Se ha abierto un nuevo escenario en el que los países latinoamericanos ya no pueden articular sus estrategias y capacidad negociadora mirando únicamente a Estados Unidos, sino que deben ser capaces de articular diplomacias de nicho. Esto es, ser capaces de establecer coaliciones ad hoc sobre temas concretos, como salud, recursos naturales, medioambiente o financiamiento externo, con diferentes socios estratégicos. Esto contribuye a generar un orden mucho más multipolar que China y Rusia no piensan desaprovechar para ejercer su poder.
En un momento de profunda crisis económica, sanitaria y hasta cierto punto social, la capacidad de adaptación y anticipación van a ser claves para calibrar el destino de la política exterior latinoamericana. El hecho de que la crisis golpee a Estados Unidos como nunca antes lo había hecho debilita su supremacía y la crisis institucional derivada del frontal enfrentamiento entre republicanos y demócratas hace que ni siquiera haya una sola voz.
Pero no debemos obviar que el hecho de que la fuerza tradicionalmente hegemónica esté en declive no significa necesariamente que deje de ser un actor de especial relevancia. Estamos en un sistema en plena transición, con complejas agendas y dinámicas externas, en el que la existencia de un tablero de juego claro y estable aún está por llegar.

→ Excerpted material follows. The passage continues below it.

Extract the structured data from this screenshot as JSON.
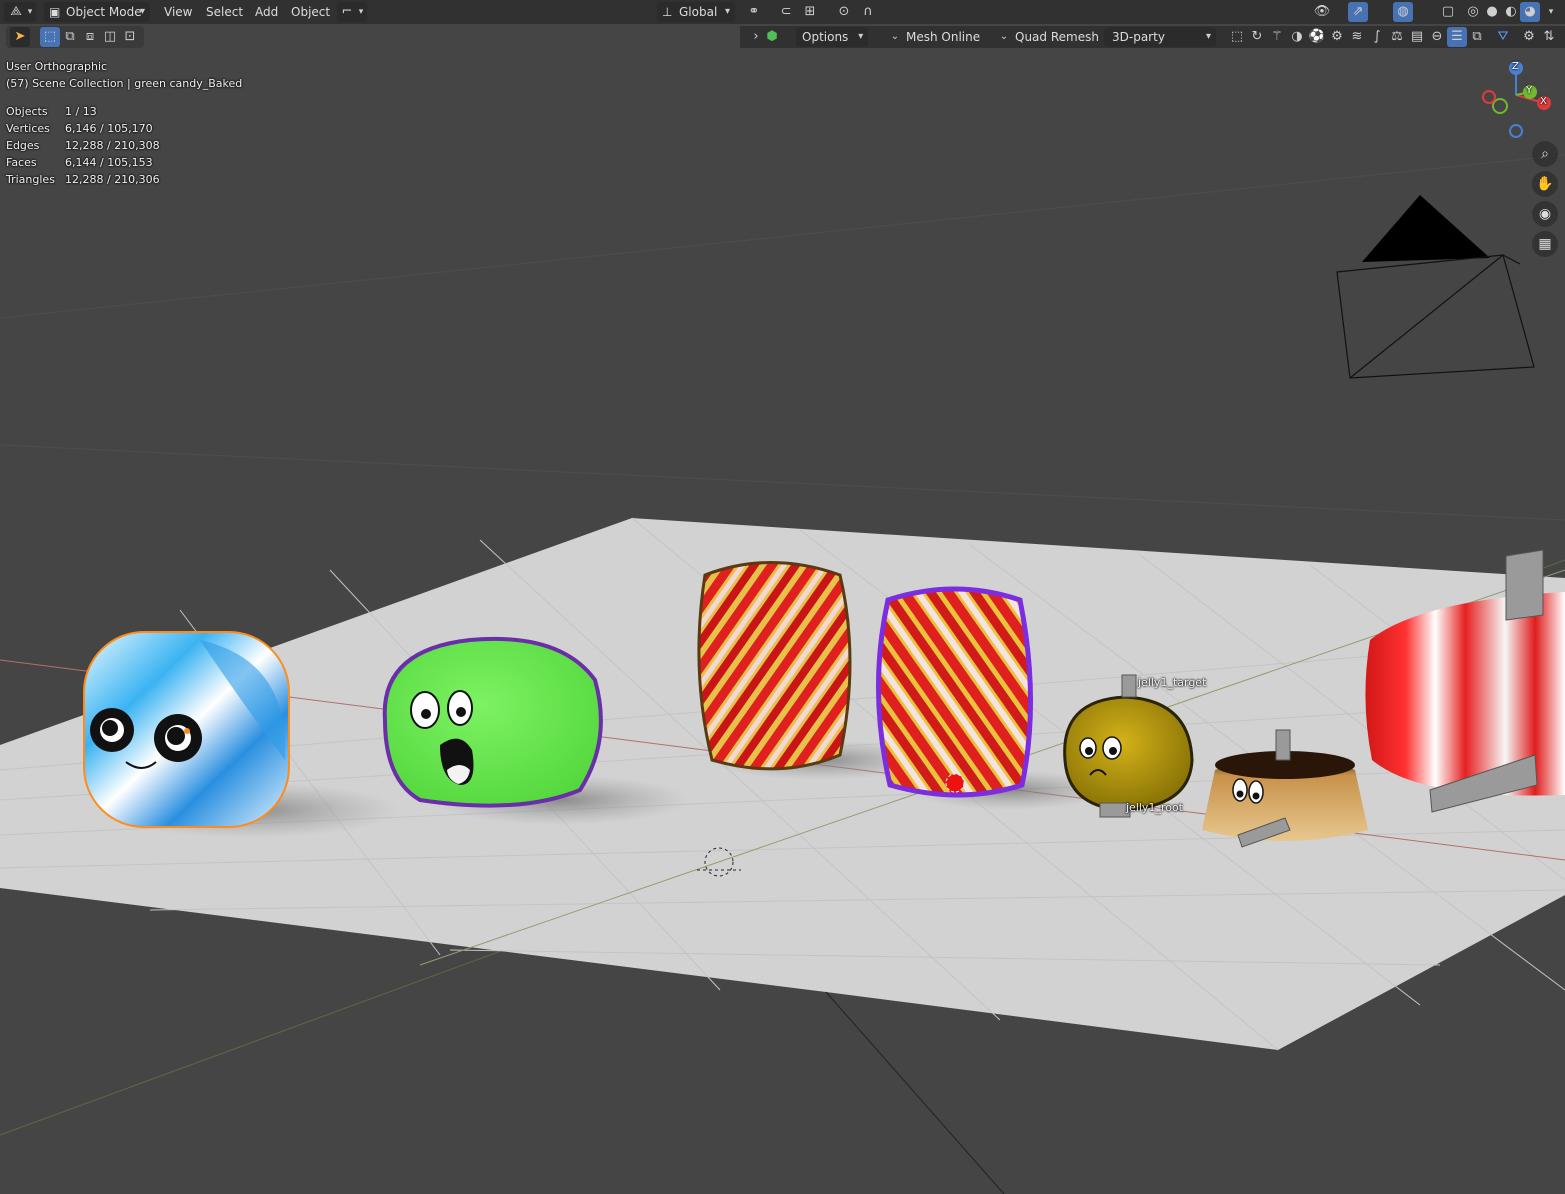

Este contexto provoca que, pese a que muchos hayan querido centrar el debate en cómo se articularán las relaciones entre América Latina y Estados Unidos en la era Biden, la cuestión especialmente relevante gire en torno a la búsqueda de nuevos espacios en el orden internacional aprovechando el declive del gigante norteamericano. Primero, porque es muy probable que, pese a que adopte un discurso alejado del de Trump, América Latina no sea una prioridad para la nueva administración. Y, segundo, porque es también previsible que América Latina aproveche la coyuntura para diversificar sus relaciones exteriores.
La cuestión es complicada por todas las inercias que vinculan a Estados Unidos y a Latinoamérica, y por la debilidad estructural que caracteriza a la región. A esto se le suma su cada vez menor relevancia sistémica y la incapacidad para resolver crisis internas de manera autónoma. Ni siquiera las alianzas regionales han servido para buscar salidas a los conflictos que afectan al continente y a menudo la sombra de potencias extranjeras sobrevuela la política doméstica.
Como ejemplo, el apoyo de China y Rusia al gobierno de Maduro, la presión de Francia para intervenir en la gestión del Amazonas después de los incendios del pasado año o el activo papel en la gestión del proceso de paz en Colombia. América Latina no ha sido capaz de consolidar alianzas internas efectivas y aún muestra gran dependencia hacia terceros países.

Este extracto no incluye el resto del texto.